YIELD: 4 servings, each with about 5 grams of carbohydrates and 1 gram of fiber, for a total of 4 grams of usable carbs and 34 grams of protein. (Analysis does not include guacamole, sour cream, salsa, or low-carb tortillas).
INGREDIENTS:
- 1/2 cup lite beer
- 1/2 cup oil
- 2 tablespoons lime juice
- 1/2 small onion, thinly sliced
- 1 teaspoon red pepper flakes
- 1/4 teaspoon ground cumin
- 1/4 teaspoon pepper
- 1 1/2 pounds skirt steak
- 1 tablespoon oil
- 1 medium onion, thickly sliced
- 1 green pepper, cut into strips
- Low-carb tortillas, purchased, or homemade
- Guacamole
- Salsa
- Sour cream
INSTRUCTIONS:
- Mix together the beer, oil, lime juice, onion, pepper flakes, cumin, and pepper; this is your marinade.
- Place the skirt steak in a large zipper-lock bag, and pour the marinade over it. Seal the bag, pressing out the air, and put it in the fridge. Let your steak marinate for a minimum of several hours.

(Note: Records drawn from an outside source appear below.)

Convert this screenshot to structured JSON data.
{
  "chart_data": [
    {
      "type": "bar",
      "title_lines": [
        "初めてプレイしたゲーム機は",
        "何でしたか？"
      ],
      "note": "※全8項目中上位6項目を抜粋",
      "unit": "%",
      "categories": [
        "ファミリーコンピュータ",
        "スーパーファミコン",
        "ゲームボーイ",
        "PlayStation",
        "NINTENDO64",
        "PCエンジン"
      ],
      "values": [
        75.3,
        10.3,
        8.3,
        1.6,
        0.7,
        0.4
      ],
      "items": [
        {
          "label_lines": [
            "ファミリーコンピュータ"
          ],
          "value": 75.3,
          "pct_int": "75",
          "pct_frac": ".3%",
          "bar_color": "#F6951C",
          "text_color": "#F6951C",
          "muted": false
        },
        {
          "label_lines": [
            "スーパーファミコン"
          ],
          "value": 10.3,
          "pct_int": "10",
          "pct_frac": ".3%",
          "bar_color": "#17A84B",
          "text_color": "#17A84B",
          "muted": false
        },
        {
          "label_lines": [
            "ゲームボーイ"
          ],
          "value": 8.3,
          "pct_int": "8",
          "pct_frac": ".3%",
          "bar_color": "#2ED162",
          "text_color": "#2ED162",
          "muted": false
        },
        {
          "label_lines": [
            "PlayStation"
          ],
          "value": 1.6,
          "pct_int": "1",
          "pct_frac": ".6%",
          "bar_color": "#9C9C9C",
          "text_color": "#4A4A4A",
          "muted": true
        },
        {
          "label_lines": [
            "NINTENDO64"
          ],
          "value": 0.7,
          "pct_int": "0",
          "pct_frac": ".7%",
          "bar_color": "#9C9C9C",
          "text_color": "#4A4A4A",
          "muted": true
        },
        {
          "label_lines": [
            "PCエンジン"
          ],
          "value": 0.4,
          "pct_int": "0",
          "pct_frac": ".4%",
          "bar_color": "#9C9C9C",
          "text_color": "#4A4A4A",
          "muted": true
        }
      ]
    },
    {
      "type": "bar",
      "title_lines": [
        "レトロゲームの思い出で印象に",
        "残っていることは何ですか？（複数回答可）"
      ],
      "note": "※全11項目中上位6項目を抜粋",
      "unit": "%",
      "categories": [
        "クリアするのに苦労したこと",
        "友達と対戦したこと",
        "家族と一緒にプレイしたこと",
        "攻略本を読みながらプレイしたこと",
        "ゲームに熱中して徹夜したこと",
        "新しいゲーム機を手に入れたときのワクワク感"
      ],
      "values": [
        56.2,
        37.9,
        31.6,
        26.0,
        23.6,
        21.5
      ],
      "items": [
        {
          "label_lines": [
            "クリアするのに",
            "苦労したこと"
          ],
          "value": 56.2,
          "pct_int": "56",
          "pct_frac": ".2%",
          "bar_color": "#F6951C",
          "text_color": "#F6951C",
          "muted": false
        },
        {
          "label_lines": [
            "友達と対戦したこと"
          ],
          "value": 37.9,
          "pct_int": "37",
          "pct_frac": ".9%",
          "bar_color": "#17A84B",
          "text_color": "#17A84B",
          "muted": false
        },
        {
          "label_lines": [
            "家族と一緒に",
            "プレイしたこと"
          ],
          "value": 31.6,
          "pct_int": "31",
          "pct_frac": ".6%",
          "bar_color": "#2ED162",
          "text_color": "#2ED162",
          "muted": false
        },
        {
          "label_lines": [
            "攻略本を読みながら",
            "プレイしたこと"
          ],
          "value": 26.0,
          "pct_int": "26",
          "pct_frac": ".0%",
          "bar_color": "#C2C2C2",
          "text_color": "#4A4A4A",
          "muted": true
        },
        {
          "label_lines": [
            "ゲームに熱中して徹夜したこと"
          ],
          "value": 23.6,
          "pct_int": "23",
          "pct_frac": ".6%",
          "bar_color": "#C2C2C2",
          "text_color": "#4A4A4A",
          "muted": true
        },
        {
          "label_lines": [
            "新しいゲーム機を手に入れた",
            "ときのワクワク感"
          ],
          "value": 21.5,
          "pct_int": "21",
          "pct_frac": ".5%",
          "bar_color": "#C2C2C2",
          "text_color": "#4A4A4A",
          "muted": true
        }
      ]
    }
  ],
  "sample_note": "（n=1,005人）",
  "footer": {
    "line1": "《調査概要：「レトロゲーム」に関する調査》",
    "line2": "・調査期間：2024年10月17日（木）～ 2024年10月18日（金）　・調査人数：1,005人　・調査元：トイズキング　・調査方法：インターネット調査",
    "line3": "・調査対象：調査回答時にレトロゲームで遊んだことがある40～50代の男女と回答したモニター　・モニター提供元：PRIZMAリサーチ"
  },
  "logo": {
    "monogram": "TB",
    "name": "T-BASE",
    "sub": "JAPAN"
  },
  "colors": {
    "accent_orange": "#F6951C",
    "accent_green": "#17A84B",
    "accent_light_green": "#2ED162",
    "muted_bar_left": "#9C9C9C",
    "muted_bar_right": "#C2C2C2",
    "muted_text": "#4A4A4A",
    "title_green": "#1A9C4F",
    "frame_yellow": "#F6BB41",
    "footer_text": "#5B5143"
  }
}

- When you’re ready to cook, remove your steak from the bag, reserving a couple of tablespoons of the marinade. Slice your steak quite thin, across the grain.
- Add the oil to a large, heavy skillet over high heat, and tilt to coat the bottom. When the skillet is good and hot, add the steak slices, onion, and pepper. Stir-fry them until the meat is done through and the vegetables are crisp-tender.
- Stir in the reserved marinade, and serve, with or without low-carb tortillas, topped with guacamole, salsa, and sour cream.